We Are Poets – the Goodwin-produced and internationally-acclaimed documentary which follows the journey of six teenage slam poets from Yorkshire – has now won its fourth International Film Festival Award. It is an incredibly moving and inspiring film which draws amazing reactions from audiences wherever it is screened. You too can have a screening in your community centre, school or hall – just read on for more details.
WE ARE POETS presents a moving and radical story of youth, art and freedom of expression, as a remarkable team of 6 British teenagers are chosen to represent the UK at Brave New Voices: the most prestigious Poetry Slam competition in the world. From their inner city lives on the red bricked back streets of Northern England, to a stage in front of the White House in Washington DC, the young poets explosively lay bare the concerns of a generation as they take on the world and prepare for a transformational and emotional journey of a lifetime.

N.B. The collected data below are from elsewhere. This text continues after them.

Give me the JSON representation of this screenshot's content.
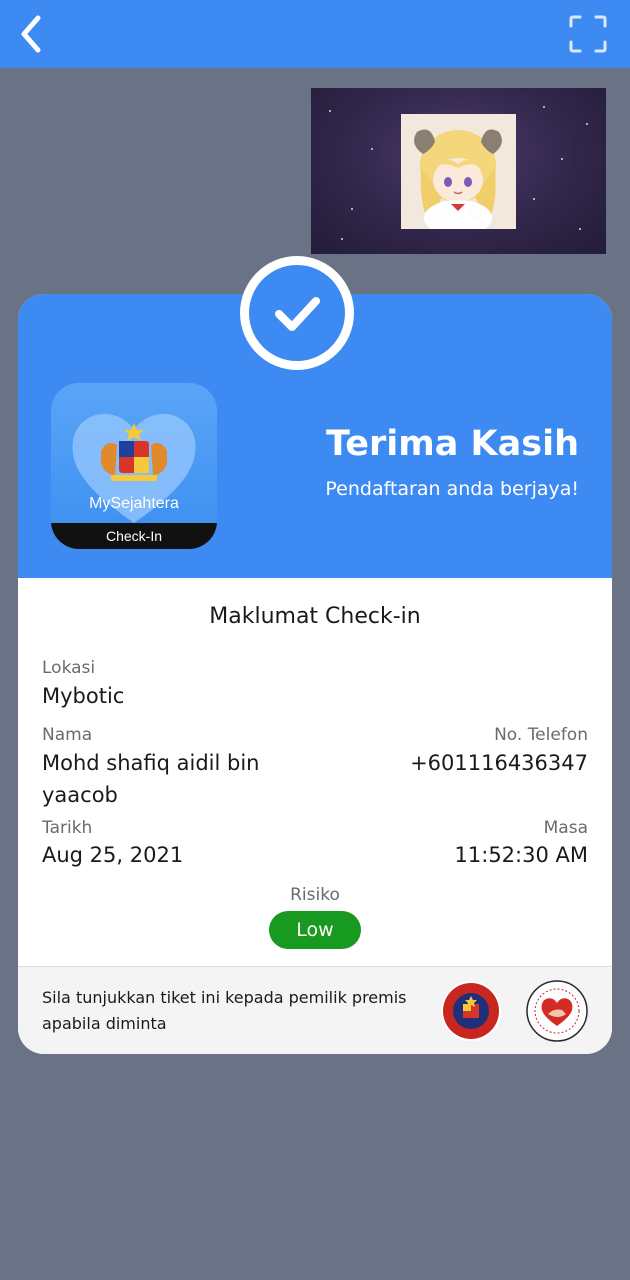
{
  "topbar": {
    "background": "#3d8bf2",
    "back_icon": "chevron-left-icon",
    "scan_icon": "fullscreen-scan-icon"
  },
  "video_tile": {
    "content": "anime-avatar"
  },
  "card": {
    "header": {
      "app_logo": {
        "name": "MySejahtera",
        "band": "Check-In"
      },
      "title": "Terima Kasih",
      "subtitle": "Pendaftaran anda berjaya!",
      "status_icon": "checkmark-icon"
    },
    "section_title": "Maklumat Check-in",
    "fields": {
      "lokasi_label": "Lokasi",
      "lokasi_value": "Mybotic",
      "nama_label": "Nama",
      "nama_value": "Mohd shafiq aidil bin yaacob",
      "telefon_label": "No. Telefon",
      "telefon_value": "+601116436347",
      "tarikh_label": "Tarikh",
      "tarikh_value": "Aug 25, 2021",
      "masa_label": "Masa",
      "masa_value": "11:52:30 AM",
      "risiko_label": "Risiko",
      "risiko_value": "Low"
    },
    "footer": {
      "text": "Sila tunjukkan tiket ini kepada pemilik premis apabila diminta",
      "seal_1": "nsc-malaysia-seal",
      "seal_2": "kementerian-kesihatan-malaysia-seal"
    }
  },
  "colors": {
    "accent": "#3d8bf2",
    "risk_low": "#18991f",
    "page_background": "#6a7385"
  }
}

Cinematic, imaginative and deeply poignant, WE ARE POETS is a unique portrait of multicultural Britain and a testament to the power of creativity, community and the dynamism of young people. Anyone tempted to dismiss today’s youth as politically apathetic better pay heed: here is electrifying evidence to the contrary.
Who better than Benjamin Zephaniah to sum it up: “Amazing… it’s poetry itself. Poetry is an art, filming is an art, it takes great sensitivity to bring them together – this film shows us how it’s done.”